From: J.B. Nicholson
Subject: Re: [libreplanet-discuss] helping newcomers start blogs - but where?
Date: Sat, 19 Aug 2017 20:02:39 -0500
User-agent: Mozilla/5.0 (X11; Linux x86_64; rv:52.0) Gecko/20100101 Thunderbird/52.2.1

John Rooke wrote:
Anyone who visited the Daily Stormer prior to its takedown knows that
there is plenty of evidence to vindicate Cloudflare's decision.

None of which you name, point to, nor do you address the issue of this being extrajudicial which is the chief problem here. This merely confirms the danger in hosting with someone else no matter how righteous their statements appear to be or how much they turn on those statements when emotions run high.

As for Chomsky, he may not have "kicked anyone off the internet", but he
has to my certain knowledge, used his power to silence critics.

The problem here is one of attacking character as a means of distracting from the underlying point (an issue I should have made more clear in my initial response): even if Chomsky had "kicked someone off the Internet" as CloudFlare's CEO says he did, that wouldn't render what Chomsky says about freedom of speech to be wrong. It's arguing by proxy to point out that Chomsky doesn't follow his own line, essentially saying that Chomsky may be hypocritical and hoping that the hypocrisy will magically transfer into undermining the support for freedom of speech even in the light of objectionable messages.

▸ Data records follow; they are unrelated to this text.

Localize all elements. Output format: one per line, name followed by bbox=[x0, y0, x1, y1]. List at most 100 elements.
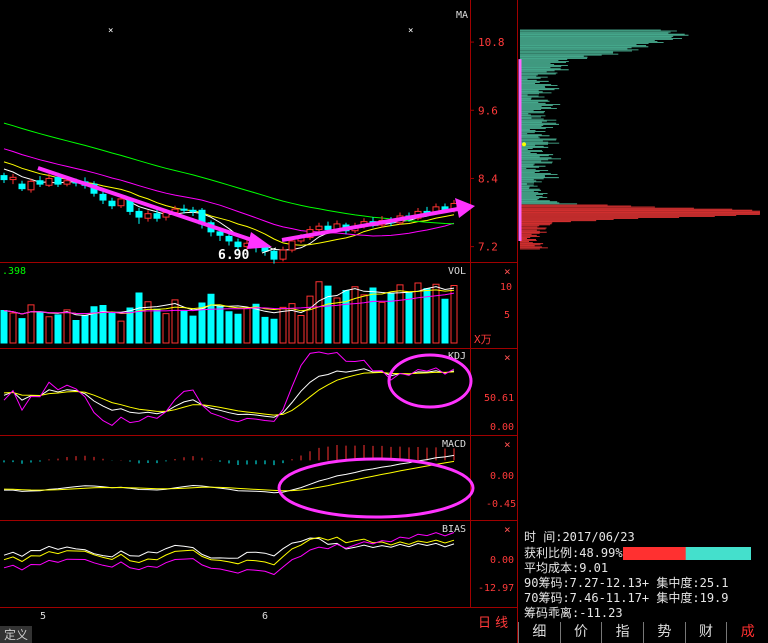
define-label[interactable]: 定义 bbox=[0, 626, 33, 643]
candle-body bbox=[117, 198, 125, 207]
candle-body bbox=[27, 180, 35, 191]
kdj-tick-label: 50.61 bbox=[484, 393, 514, 404]
macd-dea-line bbox=[3, 460, 455, 492]
vol-ma10-line bbox=[3, 289, 455, 315]
time-value: 2017/06/23 bbox=[562, 530, 635, 544]
chip-divergence-row: 筹码乖离:-11.23 bbox=[524, 606, 623, 620]
close-icon[interactable]: × bbox=[504, 438, 511, 451]
ma-panel-title: MA bbox=[456, 10, 468, 21]
candle-body bbox=[63, 180, 71, 185]
macd-panel-title: MACD bbox=[442, 439, 466, 450]
volume-bar bbox=[27, 304, 35, 344]
candle-body bbox=[54, 176, 62, 185]
volume-bar bbox=[261, 316, 269, 344]
tab-detail[interactable]: 细 bbox=[518, 622, 560, 643]
period-label[interactable]: 日 线 bbox=[478, 612, 508, 631]
volume-bar bbox=[441, 298, 449, 344]
cross-marker-icon: × bbox=[408, 26, 413, 36]
tab-finance[interactable]: 财 bbox=[684, 622, 727, 643]
macd-highlight-ellipse bbox=[277, 457, 475, 519]
close-icon[interactable]: × bbox=[504, 265, 511, 278]
bias-tick-label: 0.00 bbox=[490, 555, 514, 566]
volume-bar bbox=[306, 295, 314, 344]
candle-body bbox=[234, 241, 242, 248]
kdj-tick-label: 0.00 bbox=[490, 422, 514, 433]
candle-body bbox=[180, 208, 188, 211]
volume-bar bbox=[369, 287, 377, 344]
tab-trend[interactable]: 势 bbox=[643, 622, 685, 643]
macd-tick-label: 0.00 bbox=[490, 471, 514, 482]
low-price-label: 6.90 bbox=[218, 248, 249, 263]
candle-body bbox=[225, 235, 233, 242]
volume-bar bbox=[324, 285, 332, 344]
volume-bar bbox=[234, 313, 242, 344]
volume-bar bbox=[243, 308, 251, 344]
close-icon[interactable]: × bbox=[504, 523, 511, 536]
candle-body bbox=[36, 180, 44, 185]
volume-bar bbox=[396, 284, 404, 344]
candle-body bbox=[99, 193, 107, 201]
price-tick-label: 8.4 bbox=[478, 172, 498, 185]
kdj-k-line bbox=[3, 368, 455, 418]
candle-body bbox=[324, 225, 332, 231]
avg-cost-row: 平均成本:9.01 bbox=[524, 561, 608, 576]
bias24-line bbox=[3, 532, 455, 576]
candle-body bbox=[135, 210, 143, 218]
volume-bar bbox=[171, 299, 179, 344]
vol-left-value: .398 bbox=[2, 266, 26, 277]
cross-marker-icon: × bbox=[108, 26, 113, 36]
price-tick-label: 10.8 bbox=[478, 36, 505, 49]
chip90-row: 90筹码:7.27-12.13+ 集中度:25.1 bbox=[524, 576, 729, 590]
volume-bar bbox=[432, 283, 440, 344]
volume-bar bbox=[279, 306, 287, 344]
chip70-row: 70筹码:7.46-11.17+ 集中度:19.9 bbox=[524, 591, 729, 605]
candle-body bbox=[0, 175, 8, 181]
chip-distribution bbox=[518, 29, 760, 250]
volume-bar bbox=[81, 315, 89, 344]
volume-bar bbox=[45, 316, 53, 344]
volume-bar bbox=[18, 318, 26, 344]
bias-tick-label: -12.97 bbox=[478, 583, 514, 594]
candle-body bbox=[315, 225, 323, 231]
avg-cost-label: 平均成本: bbox=[524, 561, 580, 575]
profit-row: 获利比例:48.99% bbox=[524, 546, 623, 561]
tab-chips[interactable]: 成 bbox=[726, 622, 768, 643]
volume-bar bbox=[189, 315, 197, 344]
volume-bar bbox=[162, 313, 170, 344]
volume-bar bbox=[135, 292, 143, 344]
volume-bar bbox=[351, 286, 359, 344]
vol-unit-label: X万 bbox=[474, 333, 492, 346]
avg-cost-marker bbox=[522, 142, 526, 147]
kdj-highlight-ellipse bbox=[387, 353, 473, 409]
candle-body bbox=[108, 200, 116, 207]
chip-info-panel: 时 间:2017/06/23 获利比例:48.99% 平均成本:9.01 90筹… bbox=[522, 530, 768, 620]
tab-price[interactable]: 价 bbox=[559, 622, 602, 643]
price-tick-label: 9.6 bbox=[478, 104, 498, 117]
volume-bar bbox=[180, 310, 188, 344]
bias-panel-title: BIAS bbox=[442, 524, 466, 535]
profit-label: 获利比例: bbox=[524, 546, 580, 560]
candle-body bbox=[18, 183, 26, 190]
vol-tick-label: 10 bbox=[500, 282, 512, 293]
candle-body bbox=[288, 240, 296, 251]
candle-body bbox=[270, 250, 278, 260]
volume-bar bbox=[63, 309, 71, 344]
kdj-d-line bbox=[3, 371, 455, 416]
trend-arrows bbox=[37, 166, 475, 254]
x-axis-label: 5 bbox=[40, 611, 46, 622]
kdj-j-line bbox=[3, 351, 455, 427]
candle-body bbox=[144, 213, 152, 219]
volume-bar bbox=[9, 312, 17, 344]
close-icon[interactable]: × bbox=[504, 351, 511, 364]
candle-body bbox=[45, 177, 53, 186]
volume-bar bbox=[297, 315, 305, 344]
candle-body bbox=[216, 231, 224, 236]
volume-bar bbox=[36, 311, 44, 344]
vol-ma20-line bbox=[3, 292, 455, 315]
volume-bar bbox=[207, 293, 215, 344]
candle-body bbox=[279, 249, 287, 260]
price-tick-label: 7.2 bbox=[478, 241, 498, 254]
volume-bar bbox=[0, 310, 8, 344]
tab-indicator[interactable]: 指 bbox=[601, 622, 643, 643]
x-axis-label: 6 bbox=[262, 611, 268, 622]
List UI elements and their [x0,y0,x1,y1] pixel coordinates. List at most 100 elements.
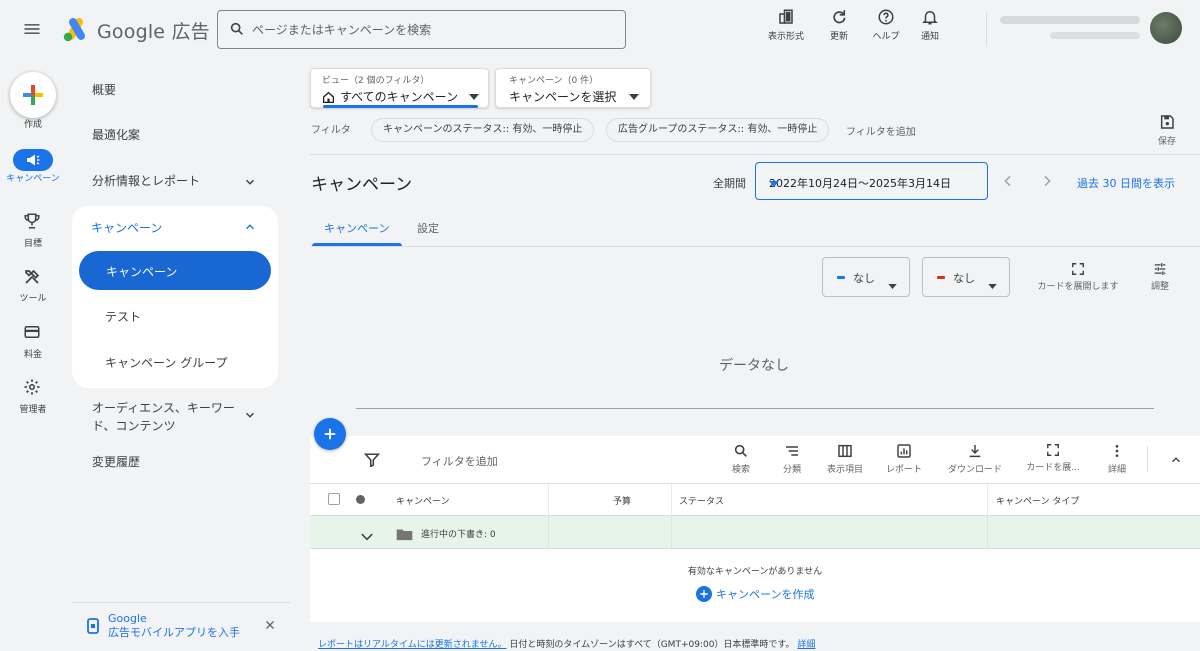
drafts-row[interactable]: 進行中の下書き: 0 [310,516,1200,549]
download-button[interactable]: ダウンロード [940,443,1010,475]
drafts-label: 進行中の下書き: 0 [421,530,496,540]
show-last-30-days-link[interactable]: 過去 30 日間を表示 [1077,175,1175,191]
help-label: ヘルプ [872,32,900,42]
search-box[interactable] [217,10,626,49]
view-caption: ビュー（2 個のフィルタ） [322,76,430,86]
chevron-down-icon[interactable] [360,527,374,546]
adjust-label: 調整 [1150,282,1169,292]
nav-insights[interactable]: 分析情報とレポート [92,172,200,189]
column-status[interactable]: ステータス [679,494,724,507]
nav-item-tests[interactable]: テスト [105,308,141,325]
metric-selector-1[interactable]: なし [822,257,910,297]
mobile-app-promo[interactable]: Google 広告モバイルアプリを入手 [87,612,240,640]
expand-icon [1047,444,1059,456]
chevron-up-icon[interactable] [243,219,257,238]
expand-card-button[interactable]: カードを展開します [1028,262,1128,292]
adjust-button[interactable]: 調整 [1144,262,1176,292]
rail-billing-label: 料金 [23,350,42,360]
notifications-label: 通知 [920,32,939,42]
filter-icon[interactable] [363,452,381,471]
gear-icon[interactable] [23,378,41,400]
nav-change-history[interactable]: 変更履歴 [92,453,140,470]
menu-icon[interactable] [22,19,42,39]
appearance-label: 表示形式 [767,32,804,42]
dropdown-arrow-icon [769,177,976,190]
column-campaign[interactable]: キャンペーン [396,494,450,507]
nav-item-campaign-groups[interactable]: キャンペーン グループ [105,354,228,371]
column-budget[interactable]: 予算 [613,494,631,507]
chevron-left-icon[interactable] [1000,173,1016,193]
save-button[interactable]: 保存 [1150,114,1184,147]
top-bar: Google 広告 表示形式 更新 ヘルプ 通知 [0,0,1200,62]
nav-audiences-line1: オーディエンス、キーワー [92,401,235,415]
view-selector[interactable]: ビュー（2 個のフィルタ） すべてのキャンペーン [310,68,489,108]
chevron-up-icon[interactable] [1169,452,1183,471]
create-campaign-link[interactable]: キャンペーンを作成 [696,586,814,603]
tab-campaigns[interactable]: キャンペーン [324,220,389,236]
realtime-note-link[interactable]: レポートはリアルタイムには更新されません。 [318,640,506,650]
add-filter-link[interactable]: フィルタを追加 [846,123,916,138]
tab-settings[interactable]: 設定 [417,220,439,236]
divider [1147,446,1148,472]
appearance-button[interactable]: 表示形式 [760,8,812,42]
card-icon[interactable] [23,323,41,345]
rail-campaigns-label: キャンペーン [6,174,60,184]
reports-button[interactable]: レポート [882,443,926,475]
nav-audiences[interactable]: オーディエンス、キーワー ド、コンテンツ [92,399,235,435]
bell-icon [922,11,938,25]
segment-label: 分類 [782,465,801,475]
nav-campaigns-header[interactable]: キャンペーン [91,219,162,236]
column-divider [548,484,549,517]
select-all-checkbox[interactable] [328,493,340,505]
table-add-filter[interactable]: フィルタを追加 [421,453,498,469]
metric-2-color [937,276,945,279]
phone-icon [87,618,99,638]
campaign-selector[interactable]: キャンペーン（0 件） キャンペーンを選択 [495,68,651,108]
nav-overview[interactable]: 概要 [92,81,116,98]
create-campaign-label: キャンペーンを作成 [716,588,815,601]
chevron-down-icon[interactable] [243,407,257,426]
refresh-label: 更新 [829,32,848,42]
nav-item-campaigns-selected[interactable]: キャンペーン [79,251,271,290]
account-name-redacted[interactable] [1000,16,1140,24]
rail-campaigns-button[interactable] [13,149,53,171]
expand-icon [1072,263,1084,275]
search-input[interactable] [252,19,612,41]
view-underline [323,105,478,108]
metric-selector-2[interactable]: なし [922,257,1010,297]
segment-button[interactable]: 分類 [772,443,812,475]
details-link[interactable]: 詳細 [797,640,815,650]
trophy-icon[interactable] [23,212,41,234]
divider [72,602,290,603]
columns-button[interactable]: 表示項目 [820,443,870,475]
metric-1-color [837,276,845,279]
more-button[interactable]: 詳細 [1102,443,1132,475]
create-button[interactable] [10,72,56,118]
tools-icon[interactable] [23,268,41,290]
chevron-down-icon[interactable] [243,174,257,193]
dropdown-arrow-icon [629,85,639,104]
add-campaign-button[interactable] [314,418,346,450]
expand-card-label: カードを展開します [1037,282,1119,292]
divider [310,246,1200,247]
expand-table-label: カードを展... [1026,463,1080,473]
segment-icon [786,446,798,456]
close-icon[interactable] [264,616,276,635]
dropdown-arrow-icon [888,274,897,293]
table-search-button[interactable]: 検索 [721,443,761,475]
avatar[interactable] [1150,12,1182,44]
chevron-right-icon[interactable] [1039,173,1055,193]
rail-admin-label: 管理者 [19,405,47,415]
filter-chip-campaign-status[interactable]: キャンペーンのステータス:: 有効、一時停止 [371,118,595,142]
refresh-button[interactable]: 更新 [813,8,865,42]
date-range-picker[interactable]: 2022年10月24日～2025年3月14日 [755,162,988,200]
notifications-button[interactable]: 通知 [904,8,956,42]
rail-tools-label: ツール [19,294,47,304]
filter-chip-adgroup-status[interactable]: 広告グループのステータス:: 有効、一時停止 [606,118,830,142]
nav-recommendations[interactable]: 最適化案 [92,126,140,143]
column-divider [671,516,672,549]
more-label: 詳細 [1107,465,1126,475]
nav-campaigns-group: キャンペーン キャンペーン テスト キャンペーン グループ [72,206,278,388]
column-campaign-type[interactable]: キャンペーン タイプ [996,494,1079,507]
expand-table-button[interactable]: カードを展... [1020,443,1086,473]
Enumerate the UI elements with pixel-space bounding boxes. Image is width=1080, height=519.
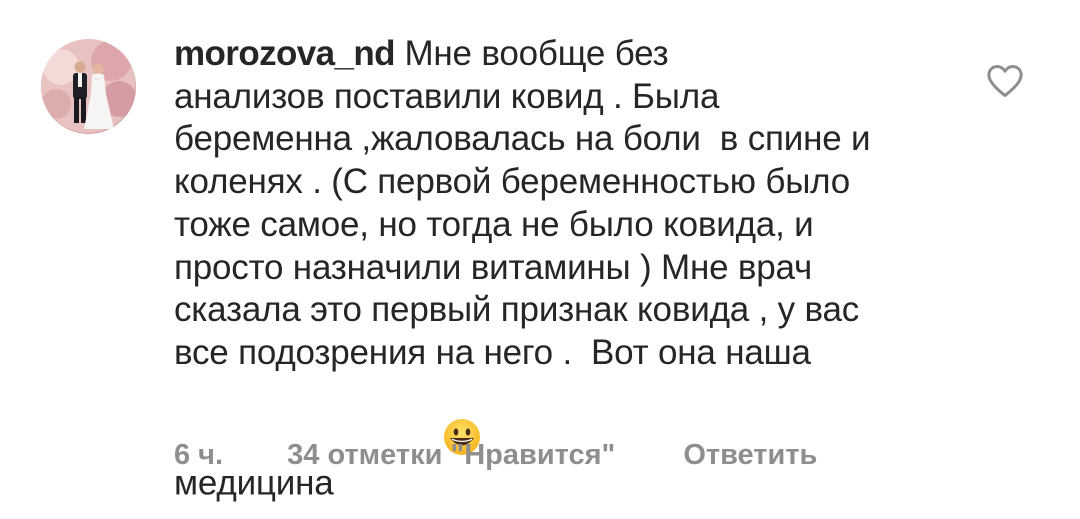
avatar[interactable]	[41, 39, 136, 134]
comment-line-5: тоже самое, но тогда не было ковида, и	[174, 204, 814, 244]
comment-meta: 6 ч. 34 отметки "Нравится" Ответить	[174, 439, 817, 472]
comment-line-3: беременна ,жаловалась на боли в спине и	[174, 119, 871, 159]
comment-line-4: коленях . (С первой беременностью было	[174, 162, 851, 202]
heart-icon[interactable]	[986, 64, 1024, 98]
comment-line-7: сказала это первый признак ковида , у ва…	[174, 290, 860, 330]
comment-time: 6 ч.	[174, 439, 224, 471]
comment-line-2: анализов поставили ковид . Была	[174, 76, 720, 116]
comment: morozova_nd Мне вообще без анализов пост…	[0, 0, 1080, 519]
grinning-face-icon	[347, 375, 481, 456]
username-link[interactable]: morozova_nd	[174, 34, 396, 73]
comment-line-8: все подозрения на него . Вот она наша	[174, 332, 811, 372]
comment-text: morozova_nd Мне вообще без анализов пост…	[174, 33, 954, 505]
comment-body: morozova_nd Мне вообще без анализов пост…	[174, 33, 954, 505]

People try this approach with software freedom too -- when they can't make a good counterargument for software freedom they argue against a noteworthy free software activist, such as Richard Stallman, by pointing to a recording where he says something untoward, or one can see him doing something one typically doesn't see public presenters do. This doesn't read on the underlying argument being made, it's a distraction and attempt to graft whatever unpleasantness one finds in the speaker's behavior to the idea, thus obviating the need for any discussion of the idea on its own merits.